What is really an anglophone culture. It is a jungle of confusion and misrepresented facts by unhappy people and nothing else. Anglo stands for English.. But we must be honest to ourselves that although Cameroon has English as a national language, we are a pidgin speaking community. English speakers are not limited to the NW & SW hence English can never be eradicated in Cameroon. We are mixing politics with reality hence confusing a confused situation. We need to embrace a radical cultural shift to our true identity. Pidgin is a recognised language and we should be proud of it but not more than our true identity. English is just an official language for all Cameroonians. Make no mistake. Let history not confuse you to confuse yourself.
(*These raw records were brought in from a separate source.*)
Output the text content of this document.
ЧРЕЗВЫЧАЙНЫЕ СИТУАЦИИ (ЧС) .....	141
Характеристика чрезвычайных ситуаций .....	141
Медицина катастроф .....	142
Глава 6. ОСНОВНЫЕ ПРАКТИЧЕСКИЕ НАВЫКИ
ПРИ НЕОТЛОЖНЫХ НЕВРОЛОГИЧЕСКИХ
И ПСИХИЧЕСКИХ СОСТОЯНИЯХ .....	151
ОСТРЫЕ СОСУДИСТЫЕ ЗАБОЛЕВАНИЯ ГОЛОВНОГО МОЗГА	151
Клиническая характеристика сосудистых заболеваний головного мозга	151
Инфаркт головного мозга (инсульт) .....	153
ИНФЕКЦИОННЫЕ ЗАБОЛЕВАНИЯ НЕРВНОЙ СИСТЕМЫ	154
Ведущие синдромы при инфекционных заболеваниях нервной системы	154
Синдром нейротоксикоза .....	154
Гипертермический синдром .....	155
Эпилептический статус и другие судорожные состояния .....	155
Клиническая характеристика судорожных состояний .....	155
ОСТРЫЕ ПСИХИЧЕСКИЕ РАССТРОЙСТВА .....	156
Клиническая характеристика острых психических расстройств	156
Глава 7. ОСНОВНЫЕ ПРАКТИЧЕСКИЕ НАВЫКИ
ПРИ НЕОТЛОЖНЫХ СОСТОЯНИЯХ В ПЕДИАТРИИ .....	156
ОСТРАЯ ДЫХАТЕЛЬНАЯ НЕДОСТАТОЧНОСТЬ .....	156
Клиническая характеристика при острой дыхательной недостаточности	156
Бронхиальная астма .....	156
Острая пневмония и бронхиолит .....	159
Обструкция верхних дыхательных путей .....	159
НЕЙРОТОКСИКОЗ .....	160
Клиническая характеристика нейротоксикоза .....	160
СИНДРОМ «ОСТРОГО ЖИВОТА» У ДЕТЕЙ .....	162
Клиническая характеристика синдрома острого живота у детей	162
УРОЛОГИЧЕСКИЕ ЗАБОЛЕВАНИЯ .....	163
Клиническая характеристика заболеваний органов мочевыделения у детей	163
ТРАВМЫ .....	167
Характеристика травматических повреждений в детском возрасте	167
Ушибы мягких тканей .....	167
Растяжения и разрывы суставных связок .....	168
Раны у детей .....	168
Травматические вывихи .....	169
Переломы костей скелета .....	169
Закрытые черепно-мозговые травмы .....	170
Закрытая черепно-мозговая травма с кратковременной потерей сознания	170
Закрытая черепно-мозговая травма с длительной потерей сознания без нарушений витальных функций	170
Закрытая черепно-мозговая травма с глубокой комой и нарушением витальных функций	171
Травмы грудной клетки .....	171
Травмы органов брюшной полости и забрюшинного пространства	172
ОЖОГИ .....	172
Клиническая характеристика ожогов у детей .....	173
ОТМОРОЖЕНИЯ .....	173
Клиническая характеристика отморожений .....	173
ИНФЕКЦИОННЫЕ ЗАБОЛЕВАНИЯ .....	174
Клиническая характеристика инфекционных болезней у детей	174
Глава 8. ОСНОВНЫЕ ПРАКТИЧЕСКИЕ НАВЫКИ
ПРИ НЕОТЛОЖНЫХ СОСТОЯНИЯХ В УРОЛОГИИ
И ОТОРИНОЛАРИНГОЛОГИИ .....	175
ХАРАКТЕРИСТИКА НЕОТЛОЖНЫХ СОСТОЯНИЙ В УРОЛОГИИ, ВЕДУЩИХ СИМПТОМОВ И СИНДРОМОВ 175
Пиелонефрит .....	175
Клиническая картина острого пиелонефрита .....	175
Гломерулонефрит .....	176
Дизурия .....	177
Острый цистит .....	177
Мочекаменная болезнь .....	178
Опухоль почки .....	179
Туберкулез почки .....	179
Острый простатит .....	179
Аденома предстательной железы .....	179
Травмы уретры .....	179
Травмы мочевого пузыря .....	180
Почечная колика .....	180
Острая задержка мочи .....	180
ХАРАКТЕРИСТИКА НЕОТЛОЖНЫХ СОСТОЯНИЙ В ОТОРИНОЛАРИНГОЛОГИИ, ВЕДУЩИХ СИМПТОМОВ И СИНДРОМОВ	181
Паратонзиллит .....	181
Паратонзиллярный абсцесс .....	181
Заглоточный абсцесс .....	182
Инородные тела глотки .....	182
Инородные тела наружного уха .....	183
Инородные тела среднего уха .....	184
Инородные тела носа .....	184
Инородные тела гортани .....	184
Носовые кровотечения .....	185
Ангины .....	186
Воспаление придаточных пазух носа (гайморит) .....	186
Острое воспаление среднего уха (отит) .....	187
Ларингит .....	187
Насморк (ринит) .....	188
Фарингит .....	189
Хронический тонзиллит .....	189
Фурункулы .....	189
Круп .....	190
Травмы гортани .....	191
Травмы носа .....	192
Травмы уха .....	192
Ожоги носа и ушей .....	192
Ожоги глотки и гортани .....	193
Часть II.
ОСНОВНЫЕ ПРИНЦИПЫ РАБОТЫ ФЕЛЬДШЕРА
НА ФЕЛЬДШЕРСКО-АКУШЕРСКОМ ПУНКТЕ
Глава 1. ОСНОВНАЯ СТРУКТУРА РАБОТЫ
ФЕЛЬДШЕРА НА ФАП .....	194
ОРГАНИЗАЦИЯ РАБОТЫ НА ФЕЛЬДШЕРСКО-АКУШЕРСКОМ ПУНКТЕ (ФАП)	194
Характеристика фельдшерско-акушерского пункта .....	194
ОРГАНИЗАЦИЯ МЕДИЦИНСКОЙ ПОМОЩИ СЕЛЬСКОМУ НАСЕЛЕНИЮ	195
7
Yes the white man contributed to it but they have long gone. Many Cameroonians blame the white man especially the French but I blame the black man especially a Cameroonian for the fall of Cameroon. Black man betrayed himself in denial. If the French are bad, what have you done for yourselves?
If you want to make sense of it all, we Cameroonians like to play pretend strictness while White pple practice real strictness. Go to any European’s office with a problem and take the same problem to an African’s office. You will see the difference with your own eyes. It is a problem affecting all Cameroonians not only anglophones. Stereotype should be eradicated through education and the blame culture hit with the hammer.
We have problems is Cameroon just like any other country; Bilingual in practice. This is a problem and warrant serious attention in Cameroon. As a bilingual country, no body should hold a public office without the ability to speak one of the languages fluently and show an understanding of the other. Cameroonians of today find this a problem when public office workers show no ability in both languages. Anglophones especially Wirba cited it in his political quest ignoring the reality. Is anglophones (2 National languages) limited to the English and French zone? In Banso none is spoken hence we see flaws. Pidgin and Lamsoh makes Banso a bilingual zone. Confuse yourself if you are happy to be confused.
The teacher’s had a practical problem and the Common Law is not different. Don’t be confused with aspects of the common law applications flaws in the judiciary system and common law as a whole. We need civil law more and the common law as a subordinate to make the judiciary system better. That should be the focus. Anglo Saxon and common law in the NW & SW is share ignorance.
We have minor problems that warrant a political shake up to the real economic problems facing us. To fix all, we need a cultural rethink to address the confused cultural position first ( cultural revolution). The politics will always be the politics although we need a political agenda that fit the heterogeneous nature of Cameroon and see the various tribes as unique entities that we must understand and cherish.